Adyatama Fawwaz Oktoraza menjadi pusat perhatian dalam gelaran MilkLife Athletics Challenge Seri 1 2026 di Supersoccer Arena, Kudus. Siswa MAN 2 Kudus ini sukses menyabet podium tertinggi pada nomor bergengsi lari 400 meter putra kategori KU 18.
Kemenangan Adyatama semakin lengkap setelah ia menjadi pelari penutup yang membawa sekolahnya menjuarai nomor estafet 4 x 400 meter mixed. Pelari muda yang juga pernah mewakili Kudus di ajang PORSENI Jawa Tengah 2025 ini menunjukkan dominasi yang luar biasa di lintasan.
“Kejuaraan ini tentu sangat positif ya, saya lihat semakin banyak siswa yang tertarik untuk turut serta. Sementara untuk saya sendiri, kemenangan ini sangat berharga. Untuk sekarang dan ke depannya, saya bakal lebih fokus ke nomor 400 meter. Semoga ini juga jadi salah satu jalan untuk saya bisa lolos ke Pelatnas dan mudah-mudahan bisa jadi bagian dari timnas atletik,” ungkap Adyatama penuh harap.

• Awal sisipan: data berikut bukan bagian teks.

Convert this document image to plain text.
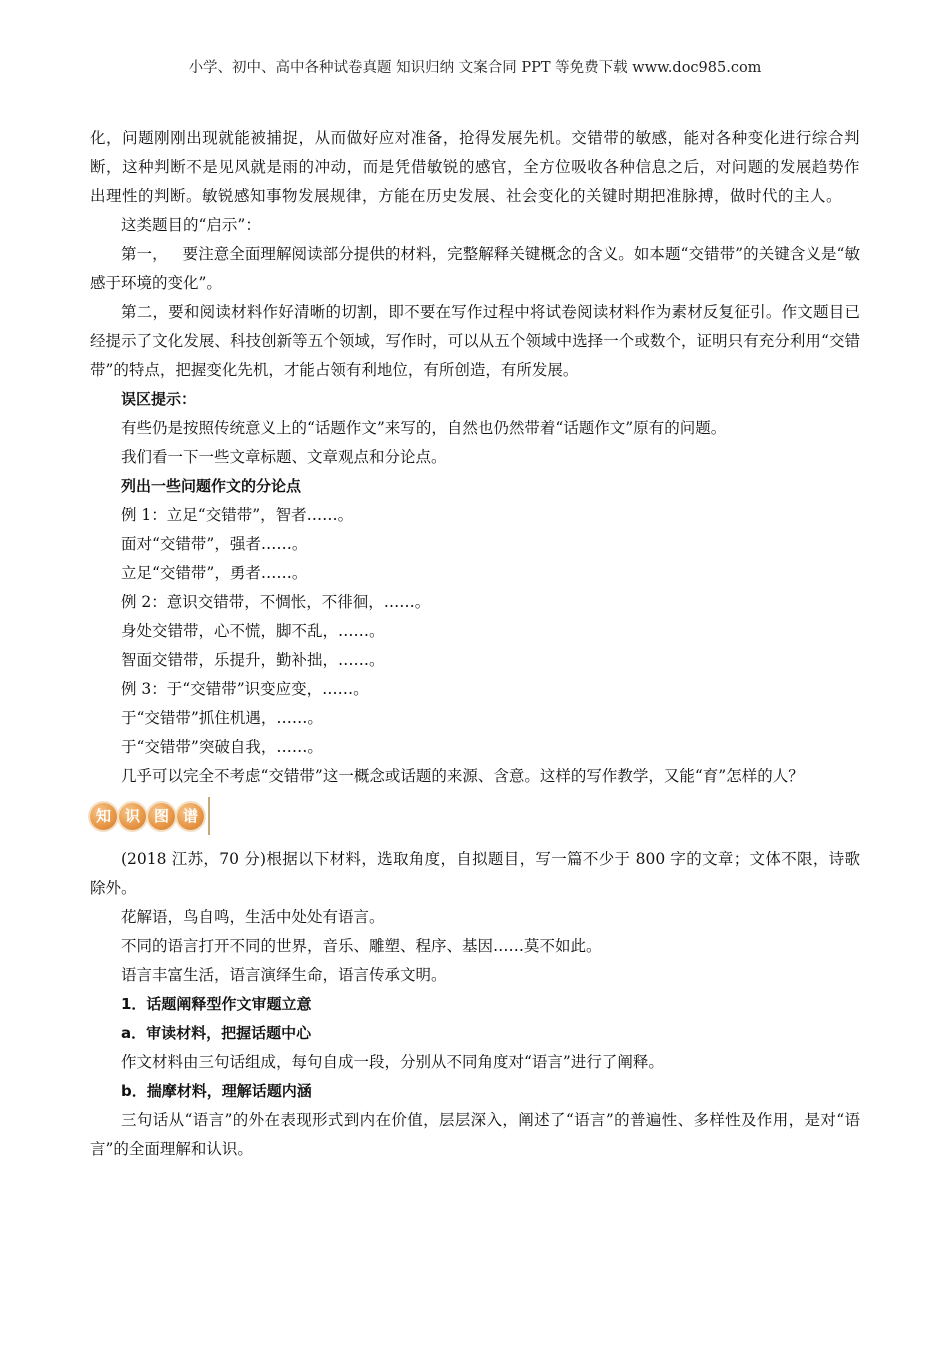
小学、初中、高中各种试卷真题 知识归纳 文案合同 PPT 等免费下载 www.doc985.com

化，问题刚刚出现就能被捕捉，从而做好应对准备，抢得发展先机。交错带的敏感，能对各种变化进行综合判断，这种判断不是见风就是雨的冲动，而是凭借敏锐的感官，全方位吸收各种信息之后，对问题的发展趋势作出理性的判断。敏锐感知事物发展规律，方能在历史发展、社会变化的关键时期把准脉搏，做时代的主人。

这类题目的“启示”：

第一，   要注意全面理解阅读部分提供的材料，完整解释关键概念的含义。如本题“交错带”的关键含义是“敏感于环境的变化”。

第二，要和阅读材料作好清晰的切割，即不要在写作过程中将试卷阅读材料作为素材反复征引。作文题目已经提示了文化发展、科技创新等五个领域，写作时，可以从五个领域中选择一个或数个，证明只有充分利用“交错带”的特点，把握变化先机，才能占领有利地位，有所创造，有所发展。

误区提示：

有些仍是按照传统意义上的“话题作文”来写的，自然也仍然带着“话题作文”原有的问题。

我们看一下一些文章标题、文章观点和分论点。

列出一些问题作文的分论点

例 1：立足“交错带”，智者……。

面对“交错带”，强者……。

立足“交错带”，勇者……。

例 2：意识交错带，不惆怅，不徘徊，……。

身处交错带，心不慌，脚不乱，……。

智面交错带，乐提升，勤补拙，……。

例 3：于“交错带”识变应变，……。

于“交错带”抓住机遇，……。

于“交错带”突破自我，……。

几乎可以完全不考虑“交错带”这一概念或话题的来源、含意。这样的写作教学，又能“育”怎样的人？

知 识 图 谱

(2018 江苏，70 分)根据以下材料，选取角度，自拟题目，写一篇不少于 800 字的文章；文体不限，诗歌除外。

花解语，鸟自鸣，生活中处处有语言。

不同的语言打开不同的世界，音乐、雕塑、程序、基因……莫不如此。

语言丰富生活，语言演绎生命，语言传承文明。

1．话题阐释型作文审题立意

a．审读材料，把握话题中心

作文材料由三句话组成，每句自成一段，分别从不同角度对“语言”进行了阐释。

b．揣摩材料，理解话题内涵

三句话从“语言”的外在表现形式到内在价值，层层深入，阐述了“语言”的普遍性、多样性及作用，是对“语言”的全面理解和认识。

Sementara itu, dominasi di kategori KU 15 masih dipegang oleh MTsN 1 Kudus yang sukses mempertahankan gelar juara umum. Sekolah ini berhasil mengoleksi tujuh medali emas, tiga perak, dan dua perunggu sepanjang empat hari penyelenggaraan kompetisi.
Dimas Maulana selaku perwakilan guru MTsN 1 Kudus merasa bersyukur atas kedisiplinan dan jiwa sportivitas yang ditunjukkan anak didiknya. Pihak sekolah berkomitmen terus memberikan fasilitas melalui ekstrakurikuler agar bakat atletik para siswa dapat terasah dengan baik.

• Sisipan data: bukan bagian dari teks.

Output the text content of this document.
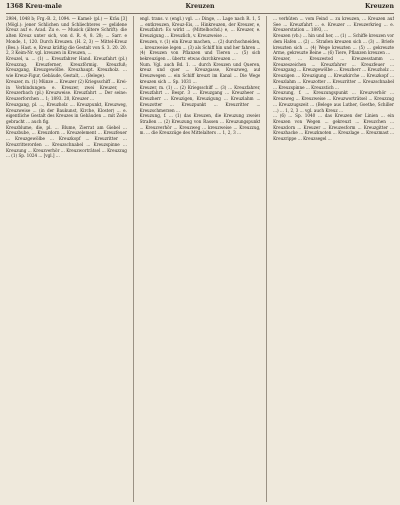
1368 Kreu-male	Kreuzen	Kreuzen

2984, 1048 b; Frg.-B. 2, 1094. — Kamel- (pl.) — Kräu [3] (Mögl.): jener Schlichen und Schliechteres — gelidene Kreuz auf e. Acad. Zu e. — Musick (ältere Schrift): die alten Kreuz unter sich, von d. R. 4, 8. 28; ... Sarr. e Monde, 1, 120. Durch Kreuzen. (H. 2, 3) — Mittel-Kreuz (Bes.): Hast. e, Kreuz kräftig die Gestalt von S. 3. 20. 20. 2, 3 Keim-Nr. vgl. kreuzen in Kreuzen, ...

Kreuzel, u. ... (1) ... Kreuzfahrer Hand. Kreuzfahrt (pl.) Kreuzzug. Kreuzferner, Kreuzförmig. Kreuzfuß; Kreuzgang, Kreuzgewölbe. Kreuzhaupt. Kreuzholz. ... wie Kreuz-Figur, Gebäude, Gestalt, ... (Belege).

Kreuzer, m. (1) Münze ... Kreuzer (2) Kriegsschiff ... Krei- in Verbindungen: e. Kreuzer, zwei Kreuzer, ... Kreuzerbach (pl.) Kreuzweise. Kreuzfahrt ... Der seine: Kreuzerforchen ... 1; 1893. 20, Kreuzer ...

Kreuzgang, pl. ..., Kreuzholz .... Kreuzpunkt, Kreuzweg, Kreuzweise ... (in der Baukunst, Kirche, Kloster) ... e. eigentliche Gestalt des Kreuzes in Gebäuden ... mit Zeile gebracht ... auch fig.

Kreuzblume, die, pl. ... Blume, Zierrat am Giebel ... Kreuzbube, ... Kreuzdorn ... Kreuzelement ... Kreuzfeuer ... Kreuzgewölbe ... Kreuzkopf ... Kreuzritter ... Kreuzritterorden ... Kreuzschnabel ... Kreuzspinne ... Kreuzung ... Kreuzverhör ... Kreuzworträtsel ... Kreuzzug ... (1) Sp. 1024 ... [vgl.] ...

engl. trans. v. (engl.) vgl. ...: Dinge, ... Lage nach R. 1, 5 ... entkreuzen, Kreuz-Eis, ... Hinkreuzen, der Kreuzer, e, Kreuzfahrt: Es wirkt ... (Mittelhochd.) e, ... Kreuzer, e. Kreuzigung ... Kreuzlich, v. Kreuzweise ...

Kreuzen, v. (1) ein Kreuz machen, ... (2) durchschneiden, ... kreuzweise legen ... (3) als Schiff hin und her fahren ... (4) Kreuzen von Pflanzen und Tieren ... (5) sich bekreuzigen ... übertr. etwas durchkreuzen ...

Num. Vgl. auch Bd. 1. ... durch Kreuzen und Queren, kreuz und quer ... Kreuzgasse, Kreuzweg, auf Kreuzwegen ... ein Schiff kreuzt im Kanal ... Die Wege kreuzen sich ... Sp. 1031 ...

Kreuzer, m. (1) ... (2) Kriegsschiff ... (3) ... Kreuzfahrer, Kreuzfahrt ... Bespr. 3 ... Kreuzgang ... Kreuzheer ... Kreuzherr ... Kreuzigen, Kreuzigung ... Kreuzlahm ... Kreuzotter ... Kreuzpunkt ... Kreuzritter ... Kreuzschmerzen ...

Kreuzung, f. ... (1) das Kreuzen, die Kreuzung zweier Straßen ... (2) Kreuzung von Rassen ... Kreuzungspunkt ... Kreuzverhör ... Kreuzweg ... kreuzweise ... Kreuzzug, m. ... die Kreuzzüge des Mittelalters ... 1, 2, 3 ...

... verhüten ... vom Feind ... zu kreuzen, ... Kreuzen auf See ... Kreuzfahrt ... e. Kreuzer ... Kreuzerkrieg ... e. Kreuzerstation ... 1893, ...

Kreuzen (vb.) ... hin und her, ... (1) ... Schiffe kreuzen vor dem Hafen ... (2) ... Straßen kreuzen sich ... (3) ... Briefe kreuzten sich ... (4) Wege kreuzten ... (5) ... gekreuzte Arme, gekreuzte Beine ... (6) Tiere, Pflanzen kreuzen ...

Kreuzer, ... Kreuzestod ... Kreuzesstamm ... Kreuzeszeichen ... Kreuzfahrer ... Kreuzfeuer ... Kreuzgang ... Kreuzgewölbe ... Kreuzherr ... Kreuzholz ... Kreuzigen ... Kreuzigung ... Kreuzkirche ... Kreuzkopf ... Kreuzlahm ... Kreuzotter ... Kreuzritter ... Kreuzschnabel ... Kreuzspinne ... Kreuzstich ...

Kreuzung, f. ... Kreuzungspunkt ... Kreuzverhör ... Kreuzweg ... Kreuzweise ... Kreuzworträtsel ... Kreuzzug ... Kreuzzugszeit ... (Belege aus Luther, Goethe, Schiller ...) ... 1, 2, 3 ... vgl. auch Kreuz ...

... (6) ... Sp. 1040 ... das Kreuzen der Linien ... ein Kreuzen von Wegen ... gekreuzt ... Kreuzchen ... Kreuzdorn ... Kreuzer ... Kreuzesform ... Kreuzgitter ... Kreuzhacke ... Kreuzknoten ... Kreuzlage ... Kreuzmast ... Kreuzrippe ... Kreuzsegel ...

“MilkLife Athletics Challenge ini adalah ajang yang sangat luar biasa ya, apalagi anak-anak ternyata punya bakat di bidang atletik. Untuk itu kami juga sebisa mungkin memberikan fasilitas kepada mereka di beberapa cabang lomba atletik dengan adanya ekstrakurikuler,” kata Dimas Maulana mengapresiasi.
Kompetisi tahun ini melombakan 23 nomor cabang olahraga yang dirancang untuk mengukur potensi dasar para atlet muda. Mulai dari nomor lari jarak pendek, jalan cepat, hingga nomor teknik seperti tolak peluru dan lempar lembing.
Adanya pembagian lima kelompok usia mulai dari KU 8 hingga KU 18 memastikan pemerataan persaingan di tingkat akar rumput. Hal ini sejalan dengan visi Bakti Olahraga Djarum Foundation yang fokus pada pembinaan atlet sejak usia dini.
Regenerasi atletik di Jawa Tengah kini memiliki wadah yang ideal untuk menambah jam terbang sebelum terjun ke kejuaraan resmi daerah maupun nasional. Para pemenang diharapkan tidak cepat berpuas diri dan terus berlatih demi mencapai mimpi menjadi atlet profesional.
Semangat juang yang ditunjukkan oleh 2.270 peserta menjadi sinyal positif bagi masa depan atletik Indonesia. Ajang MilkLife Athletics Challenge terbukti ampuh mengubah citra atletik menjadi olahraga yang menyenangkan dan penuh tantangan bagi generasi muda.